Но мама приятеля по блату нашла свободную штатную единицу, ведь хотя вакантных должностей существовало мало, но и соискателей отнюдь не очередь стояла. Прием на работу велся как ни странно путем каких-то обезличенных объявлений на проходной, тоже, кстати, без вывесок и прочих опознавательных знаков. В общем, мои документы приняли. Я честно заполнил все многочисленные графы, включая и национальность, и место рождения отца – город Томыши близ Варшавы. Я долго ждал без особых надежд, пока анкету проверяли в разных инстанциях, и сколь же велико было мое удивление, когда прислали открытку о приеме на работу.

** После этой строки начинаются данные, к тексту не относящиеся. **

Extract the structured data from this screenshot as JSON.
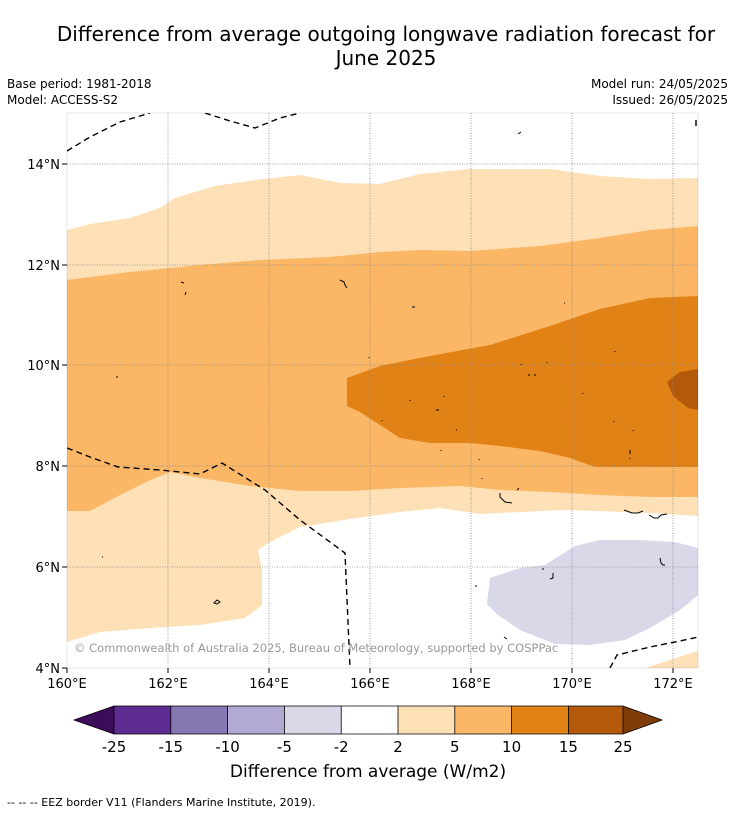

Когда я пришел и оформился, то сначала прошел собеседование с заведующим лабораторией Ярких, не помню его имя-отчество. Мои формальные ответы на ряд общих вопросов его вполне устроили, и через две-три недели, пройдя медкомиссию и донеся еще ряд каких-то справок, я вышел на работу. На должность лаборанта радиомонтажника пятого разряда.
Во главе института стоял директор. Чуть ниже – ряд его замов, в том числе по производству на опытном заводе на соседней территории. Сам институт делился на сектора, те, в свою очередь, делились на лаборатории. В каждой лаборатории было несколько групп, которые возглавляли научные работники. В одной из таких групп работал и я: она занималась вопросами датчиков состояния здоровья космонавтов. Старший научный сотрудник, два врача и два лаборанта. Все мы преимущественно бездельничали, особенно когда уходили зав. лабораторией и начальники групп, а их часто вызывали на многочисленные совещания, пятиминутки и прочие бюрократические мероприятия. И тут младший персонал расслаблялся и сразу же начинал Ваньку валять.